Eight-four years ago today, 15 January 1941, in a prisoner-of-war camp in Silesia, a remarkable first performance took place. Remarkable enough for being a performance of modernist chamber music in that very difficult context that the story does not need the embellishments and additions that have accrued to it. The composer himself used to say that the ‘cello used was missing two of its four strings, though the ‘cellist himself suggests that that was not only untrue but simply unrealistic given the difficulty of the music.

For the purposes of this blog, even more remarkable because the composer was the faithful Catholic Olivier Messiaen, who claimed that his music’s value all lay in the illumination of the truths of the Christian religion, and indeed specifically that his music was ‘theological’ (rather than mystical or spiritual). For this reason (not to mention the tastes and expertise of the writer) it seems likely that Messiaen will feature again on this site.

Our topic, though, is not the dramatic story of the ‘Quartet for the End of Time’, but the ways in which it engages with theological ideas. The imagery of the movement superscriptions are predominantly taken from the biblical book of Revelation, as is the title, which references the angel who announces ‘that there should be time no longer’. That is the Authorised Version: the Greek reads ὅτι χρόνος οὐκ ἔσται έτι. Aside from the implication modern readers might bring to the auxiliary ‘should’ – given that the Greek verb is future indicative (shall/will be), the translation is quite literal. While the idea of time no longer passing is relatively unintuitive – and many commentators suggest that the idea is better conveyed as ‘no more delay’ rather than no more existence of time – it is quite clear that Messiaen himself wanted to understand the verse as a cessation of time – inherently difficult to convey in a temporal medium such as music.

It is also clear that, as a faithful Catholic, Messiaen did not think of this end as a point of disaster, but of fulfilment and hope: apocalyptic (that is, pertaining to the book of the Revelation, called Ἀποκάλυψις in Greek) imagery can be violent and is often very strange, but the association of the end of the world with disaster is a secular one. For Messiaen the end in the sense of termination is closely bound up with the end in the sense of purpose and direction.

What about the music can reflect these theological observations? The first thing many people point to is the ostinati in the first movement: the piano and the ‘cello both repeat pitches and rhythms, though in sequences of different prime numbers, such that a full cycle of the plan in which pitches and durations would recur would take a lot more time than the movement is allowed.
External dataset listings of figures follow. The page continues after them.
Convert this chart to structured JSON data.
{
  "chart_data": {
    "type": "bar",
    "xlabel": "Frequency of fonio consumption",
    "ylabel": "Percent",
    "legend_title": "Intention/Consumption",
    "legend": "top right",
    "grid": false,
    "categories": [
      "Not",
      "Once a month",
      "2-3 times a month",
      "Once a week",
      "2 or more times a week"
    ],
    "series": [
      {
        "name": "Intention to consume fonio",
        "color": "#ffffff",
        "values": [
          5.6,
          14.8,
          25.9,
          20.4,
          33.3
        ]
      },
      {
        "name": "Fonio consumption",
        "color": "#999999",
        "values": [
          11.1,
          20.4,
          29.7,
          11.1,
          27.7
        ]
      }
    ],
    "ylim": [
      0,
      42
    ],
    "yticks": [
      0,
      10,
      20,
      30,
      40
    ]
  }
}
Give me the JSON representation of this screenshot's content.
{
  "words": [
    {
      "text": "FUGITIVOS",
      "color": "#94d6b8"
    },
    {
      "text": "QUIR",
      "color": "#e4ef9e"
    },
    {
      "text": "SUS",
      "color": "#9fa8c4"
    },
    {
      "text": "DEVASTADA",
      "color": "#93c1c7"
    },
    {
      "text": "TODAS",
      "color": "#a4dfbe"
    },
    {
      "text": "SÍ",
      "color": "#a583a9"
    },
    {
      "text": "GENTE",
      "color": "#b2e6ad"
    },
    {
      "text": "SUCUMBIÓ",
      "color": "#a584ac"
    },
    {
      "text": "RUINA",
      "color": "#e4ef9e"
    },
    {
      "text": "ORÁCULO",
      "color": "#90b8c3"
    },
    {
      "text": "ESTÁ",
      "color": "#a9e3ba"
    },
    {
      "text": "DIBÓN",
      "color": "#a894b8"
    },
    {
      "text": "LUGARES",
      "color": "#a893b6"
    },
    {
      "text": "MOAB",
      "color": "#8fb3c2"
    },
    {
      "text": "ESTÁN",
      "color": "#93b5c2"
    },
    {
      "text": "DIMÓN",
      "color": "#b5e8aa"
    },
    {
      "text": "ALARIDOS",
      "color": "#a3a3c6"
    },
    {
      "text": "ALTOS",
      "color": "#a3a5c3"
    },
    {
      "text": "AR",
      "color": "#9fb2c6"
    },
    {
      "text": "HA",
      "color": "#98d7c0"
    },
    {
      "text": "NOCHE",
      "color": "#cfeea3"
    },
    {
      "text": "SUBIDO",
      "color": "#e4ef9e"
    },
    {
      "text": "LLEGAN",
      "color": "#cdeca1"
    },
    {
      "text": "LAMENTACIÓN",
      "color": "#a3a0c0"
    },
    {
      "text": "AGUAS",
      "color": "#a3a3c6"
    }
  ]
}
This implies the incompleteness of the temporal situation in which the music is played, and unsettles the cyclical nature of time as we experience it.
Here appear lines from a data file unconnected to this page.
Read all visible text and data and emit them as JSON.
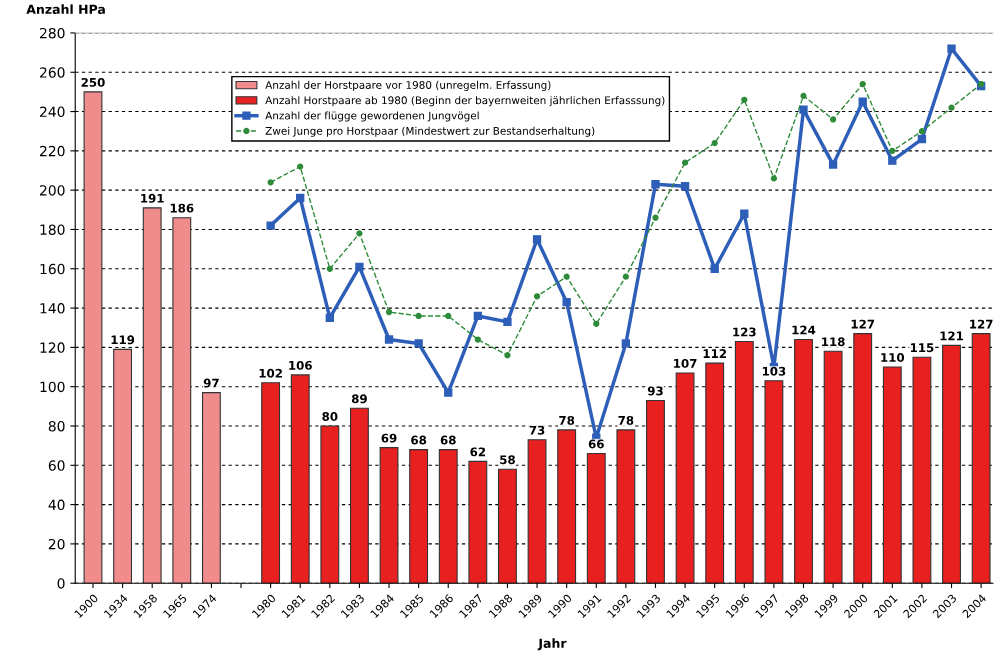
{
  "chart_data": {
    "type": "bar",
    "ylabel": "Anzahl HPa",
    "xlabel": "Jahr",
    "categories": [
      "1900",
      "1934",
      "1958",
      "1965",
      "1974",
      null,
      "1980",
      "1981",
      "1982",
      "1983",
      "1984",
      "1985",
      "1986",
      "1987",
      "1988",
      "1989",
      "1990",
      "1991",
      "1992",
      "1993",
      "1994",
      "1995",
      "1996",
      "1997",
      "1998",
      "1999",
      "2000",
      "2001",
      "2002",
      "2003",
      "2004"
    ],
    "series": [
      {
        "name": "Anzahl der Horstpaare vor 1980 (unregelm. Erfassung)",
        "color": "#f08c8c",
        "values": [
          250,
          119,
          191,
          186,
          97,
          null,
          null,
          null,
          null,
          null,
          null,
          null,
          null,
          null,
          null,
          null,
          null,
          null,
          null,
          null,
          null,
          null,
          null,
          null,
          null,
          null,
          null,
          null,
          null,
          null,
          null
        ],
        "value_labels": [
          "250",
          "119",
          "191",
          "186",
          "97",
          null,
          null,
          null,
          null,
          null,
          null,
          null,
          null,
          null,
          null,
          null,
          null,
          null,
          null,
          null,
          null,
          null,
          null,
          null,
          null,
          null,
          null,
          null,
          null,
          null,
          null
        ]
      },
      {
        "name": "Anzahl Horstpaare ab 1980 (Beginn der bayernweiten jährlichen Erfasssung)",
        "color": "#e82020",
        "values": [
          null,
          null,
          null,
          null,
          null,
          null,
          102,
          106,
          80,
          89,
          69,
          68,
          68,
          62,
          58,
          73,
          78,
          66,
          78,
          93,
          107,
          112,
          123,
          103,
          124,
          118,
          127,
          110,
          115,
          121,
          127
        ],
        "value_labels": [
          null,
          null,
          null,
          null,
          null,
          null,
          "102",
          "106",
          "80",
          "89",
          "69",
          "68",
          "68",
          "62",
          "58",
          "73",
          "78",
          "66",
          "78",
          "93",
          "107",
          "112",
          "123",
          "103",
          "124",
          "118",
          "127",
          "110",
          "115",
          "121",
          "127"
        ]
      },
      {
        "name": "Anzahl der flügge gewordenen Jungvögel",
        "type": "line",
        "color": "#2e5fb8",
        "marker": "square",
        "line_style": "solid",
        "values": [
          null,
          null,
          null,
          null,
          null,
          null,
          182,
          196,
          135,
          161,
          124,
          122,
          97,
          136,
          133,
          175,
          143,
          74,
          122,
          203,
          202,
          160,
          188,
          110,
          241,
          213,
          245,
          215,
          226,
          272,
          253
        ]
      },
      {
        "name": "Zwei Junge pro Horstpaar (Mindestwert zur Bestandserhaltung)",
        "type": "line",
        "color": "#2e8b3a",
        "marker": "circle",
        "line_style": "dashed",
        "values": [
          null,
          null,
          null,
          null,
          null,
          null,
          204,
          212,
          160,
          178,
          138,
          136,
          136,
          124,
          116,
          146,
          156,
          132,
          156,
          186,
          214,
          224,
          246,
          206,
          248,
          236,
          254,
          220,
          230,
          242,
          254
        ]
      }
    ],
    "ylim": [
      0,
      280
    ],
    "yticks": [
      0,
      20,
      40,
      60,
      80,
      100,
      120,
      140,
      160,
      180,
      200,
      220,
      240,
      260,
      280
    ],
    "grid": "y",
    "legend": "top"
  }
}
The other observation is that the two slow movements for solo strings with piano accompaniment, each called a louange, both reuse music from elsewhere. One of them is based on music for a light and water festival for which Messiaen had written music for the electronic instrument Ondes Martenot. The water reference engages baptism as the route to eternal life. The other louance borrows a melody from the second half of an earlier organ diptych which meditated upon the contrast between the chaotic nature of earthly living and the serenity of heaven.

The title of the first movement identifies it as a liturgy. The liturgical references in Messiaen’s music are a significant part of what enables it to function as theological – liturgy being theology-in-action, another theme we are likely to return to. His music reflects a theology of time which takes up the ‘eighth day’ nature of liturgical time – perhaps the opening of this post celebrating the anniversary of this performance should stand corrected by a higher notion of the nature of time than that encapsulated in a mere repetition of regular cycles?